Oh man, not this again....

Please do a search...


----------



## Madmax (Apr 30, 2002)

I've just installed a turbo set-up on my GA and honestly, if I had to do it again, I would have gotten the HotShot kit. Less asshole and a lot less time on piecing it out and putting it on the car. Every thing was custom made for my kit. Trust me not worth it in the end. Of course it cost me a little less and thank god I've got mechanic background .

My 2 cents

MAx


----------



## chimmike (Oct 17, 2002)

1CLNB14 said:


> *Oh man, not this again....
> 
> Please do a search... *


yeah.

and I also suggest the Hotshot kit. It may be expensive, but, since you obviously know nothing else except what turbo you want to run, this kit will be perfect for you.


----------



## StevenLK (Jul 15, 2002)

there is sum other site. thats been posted just found that does sum turbo set up for the ga1.6, its http://www.importperformanceparts.net/imports/turbospec_nissan.html 
hope this helps but i think its just the t20 for like 1,700


----------



## myoung (Apr 15, 2002)

StevenLK said:


> *there is sum other site. thats been posted just found that does sum turbo set up for the ga1.6, its http://www.importperformanceparts.net/imports/turbospec_nissan.html
> hope this helps but i think its just the t20 for like 1,700 *


please stop posting this crap...its been said over and over... That kit sucks.....its BS and a waste of money...those guys have no clue about anything Nissan little lone the GA16....


----------



## holy200sx (Jan 8, 2003)

lol, i emailed them asking a buttload of questions, and heres what they replied with (after asking about changing a turbo, what comes with it from nuts to gaskets)
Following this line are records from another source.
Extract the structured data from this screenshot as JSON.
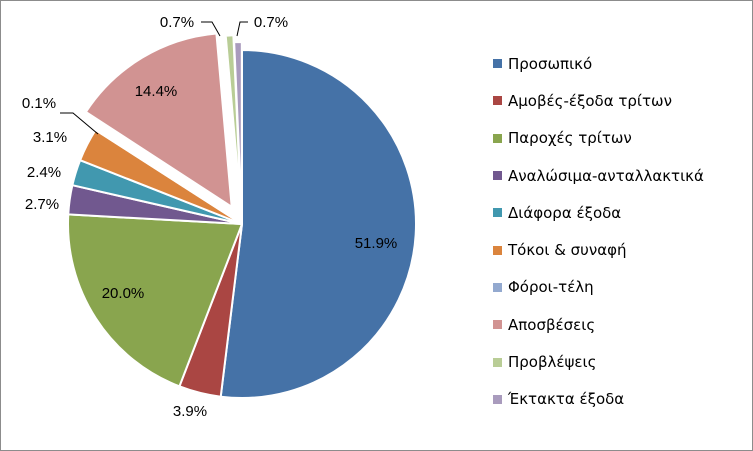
{
  "chart_data": {
    "type": "pie",
    "series": [
      {
        "name": "Προσωπικό",
        "value": 51.9,
        "label": "51.9%",
        "color": "#4572A7"
      },
      {
        "name": "Αμοβές-έξοδα τρίτων",
        "value": 3.9,
        "label": "3.9%",
        "color": "#AA4643"
      },
      {
        "name": "Παροχές τρίτων",
        "value": 20.0,
        "label": "20.0%",
        "color": "#89A54E"
      },
      {
        "name": "Αναλώσιμα-ανταλλακτικά",
        "value": 2.7,
        "label": "2.7%",
        "color": "#71588F"
      },
      {
        "name": "Διάφορα έξοδα",
        "value": 2.4,
        "label": "2.4%",
        "color": "#4198AF"
      },
      {
        "name": "Τόκοι & συναφή",
        "value": 3.1,
        "label": "3.1%",
        "color": "#DB843D"
      },
      {
        "name": "Φόροι-τέλη",
        "value": 0.1,
        "label": "0.1%",
        "color": "#93A9CF"
      },
      {
        "name": "Αποσβέσεις",
        "value": 14.4,
        "label": "14.4%",
        "color": "#D19392"
      },
      {
        "name": "Προβλέψεις",
        "value": 0.7,
        "label": "0.7%",
        "color": "#B9CD96"
      },
      {
        "name": "Έκτακτα έξοδα",
        "value": 0.7,
        "label": "0.7%",
        "color": "#A99BBD"
      }
    ],
    "exploded": [
      "Αποσβέσεις",
      "Προβλέψεις",
      "Έκτακτα έξοδα"
    ],
    "legend_position": "right"
  }
}
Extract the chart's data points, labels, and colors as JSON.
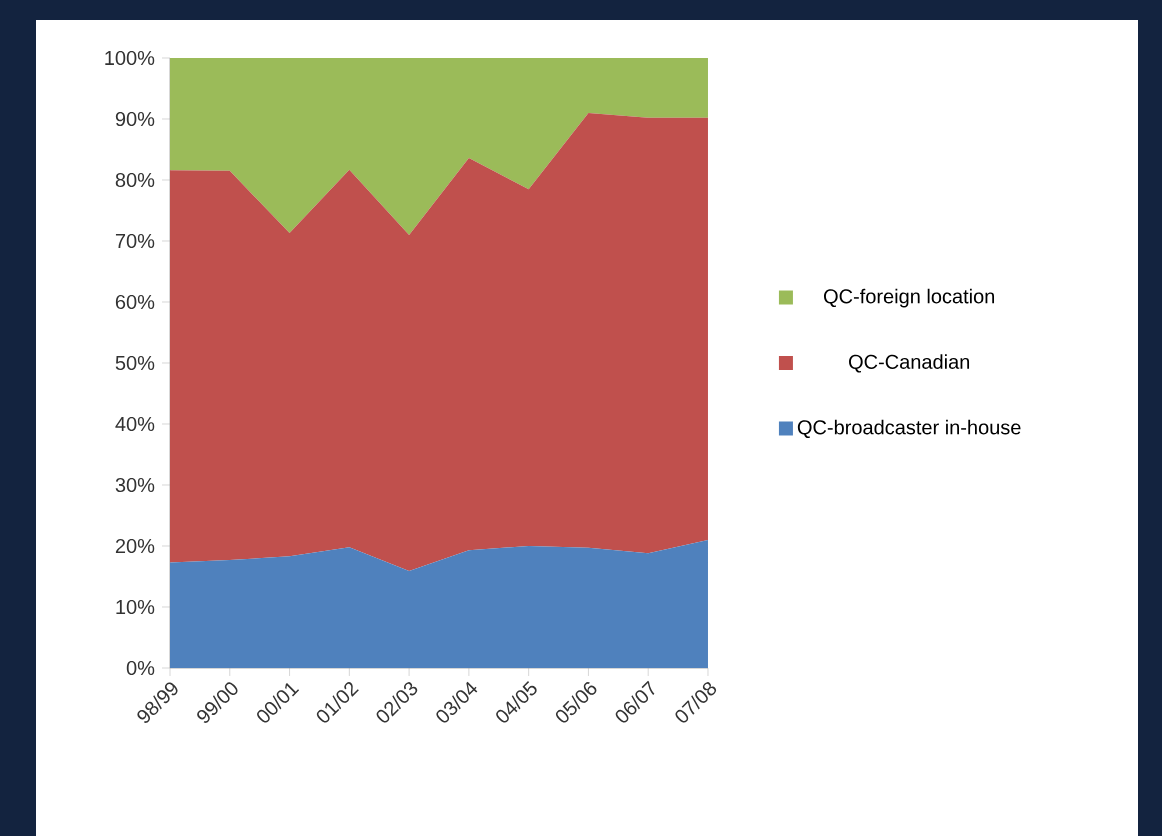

Every part in the kit is listed there are no extra parts other than that,we can ask the supplier if we can take out the reg when you order.


----------



## TheVodKA (Sep 19, 2002)

It's crap. For manifold, go to JGSTools Good price and you can mount the flange anywhere for that ideal piping setup


----------



## holy200sx (Jan 8, 2003)

hell for 250 that aint a bad price at all


----------